Help pay the monthly bills because they can’t afford it? Or fund bigger items like the massive $2+ million home, private school tuition, sleepover camp etc? I see a lot of the latter in bethesda. People in their 40s who have good/well paying jobs but there is no way they afford the lifestyle they lead without $ from their family.
Anonymous
Post 01/24/2023 06:59     Subject: How many parents still financially support their middle age adult children?

Anonymous wrote:I live in a close in Montgomery County suburb and it seems pretty clear that several of my neighbors are still being supported financially by their parents. These are people in their 40s who have multiple children. I feel like if you haven't figured out how to be financially independent by the time you are in your 40s, it is very unlikely you ever will. Is being supported financially forever part of these people's life plan?

If you support your children financially when they are middle age, do you feel good about it? It seems like parents in this situation must have to worry not only about whether their retirement savings will be enough to support themselves until they are 100, but if their savings are enough to support their children until they are 100!

I guess I'm just jealous and bitter!



What do you mean by “support?” Pay their mortgage? Give them a monthly allowance? Subsidize vacations or private school?
What’s your evidence? Maybe they’re up to their eyeballs in credit card debt.
Anonymous
Post 01/24/2023 06:54     Subject: How many parents still financially support their middle age adult children?

This doesn’t really bother me. PP wants to spend their money traveling, but maybe someone else wants to spend their money helping their kids out.

As OP points out it’s expensive to have kids and I’m certainly not going to say there’s anything better about using money to travel vs using it to help kids support grandkids. And holding onto the money until someone dies just to make a point seems like the worst idea of all.
Anonymous
Post 01/24/2023 06:34     Subject: Re:How many parents still financially support their middle age adult children?

I would never do this. It starts by talking to them when they're young.
Figure it out yourself because Dad and I are traveling the world with the money we have now that we're not supporting children at home. And don't have any kids yourself if you can't afford it.
Anonymous
Post 01/24/2023 06:24     Subject: Re:How many parents still financially support their middle age adult children?

I help out my 47 y/o DS!
Anonymous
Post 01/23/2023 22:20     Subject: How many parents still financially support their middle age adult children?
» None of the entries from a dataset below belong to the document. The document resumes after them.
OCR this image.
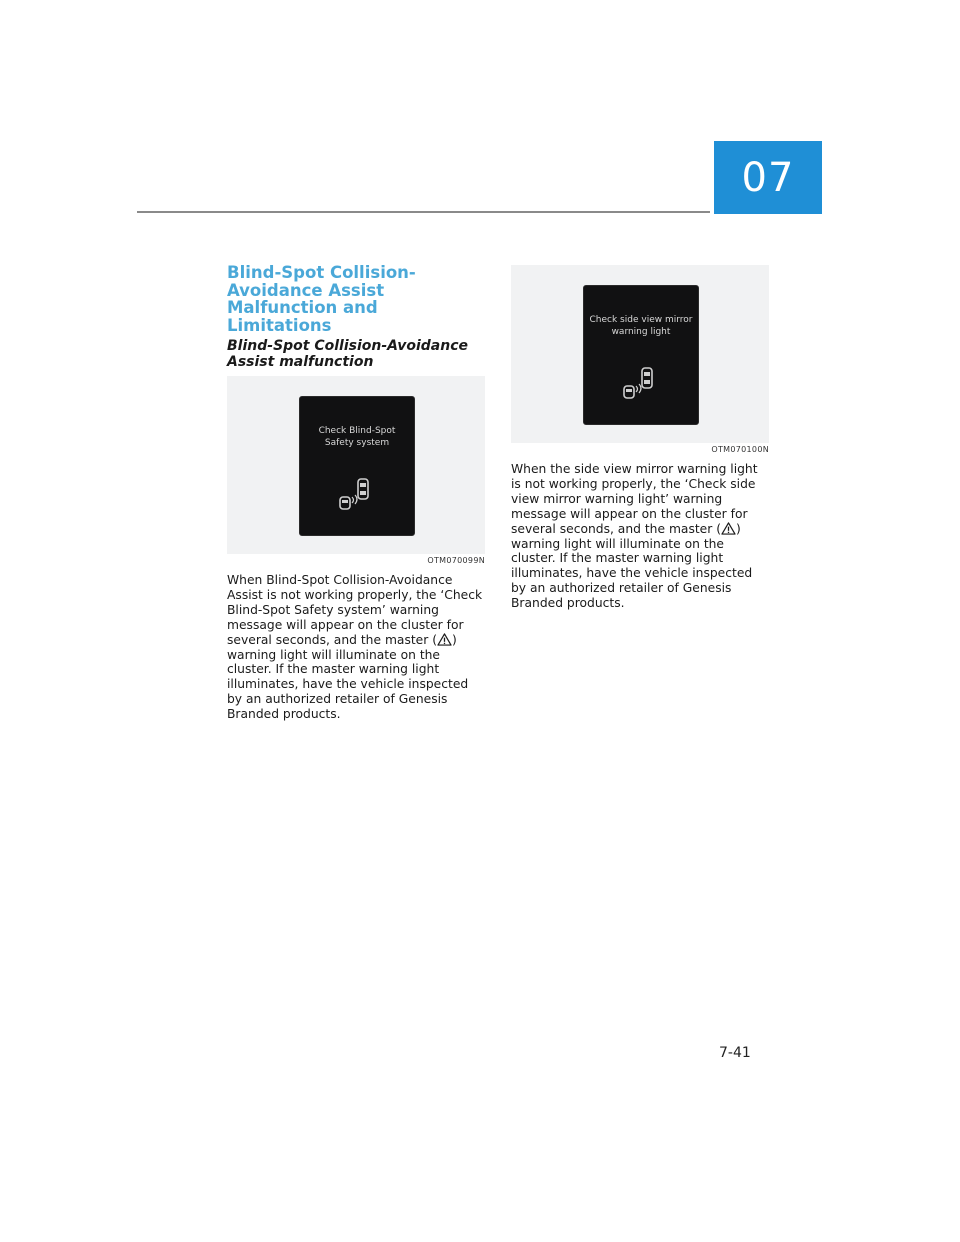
07
Blind-Spot Collision-Avoidance Assist Malfunction and Limitations
Blind-Spot Collision-Avoidance Assist malfunction
Check Blind-Spot
Safety system
OTM070099N

When Blind-Spot Collision-Avoidance Assist is not working properly, the ‘Check Blind-Spot Safety system’ warning message will appear on the cluster for several seconds, and the master ( ) warning light will illuminate on the cluster. If the master warning light illuminates, have the vehicle inspected by an authorized retailer of Genesis Branded products.

Check side view mirror
warning light
OTM070100N

When the side view mirror warning light is not working properly, the ‘Check side view mirror warning light’ warning message will appear on the cluster for several seconds, and the master ( ) warning light will illuminate on the cluster. If the master warning light illuminates, have the vehicle inspected by an authorized retailer of Genesis Branded products.

7-41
I know lots of my friend's wealthier parents helped them constantly until the parents died.
Anonymous
Post 01/23/2023 22:05     Subject: How many parents still financially support their middle age adult children?

Do trust funds count?
Anonymous
Post 01/23/2023 20:28     Subject: How many parents still financially support their middle age adult children?

I live in a close in Montgomery County suburb and it seems pretty clear that several of my neighbors are still being supported financially by their parents. These are people in their 40s who have multiple children. I feel like if you haven't figured out how to be financially independent by the time you are in your 40s, it is very unlikely you ever will. Is being supported financially forever part of these people's life plan?

If you support your children financially when they are middle age, do you feel good about it? It seems like parents in this situation must have to worry not only about whether their retirement savings will be enough to support themselves until they are 100, but if their savings are enough to support their children until they are 100!

I guess I'm just jealous and bitter!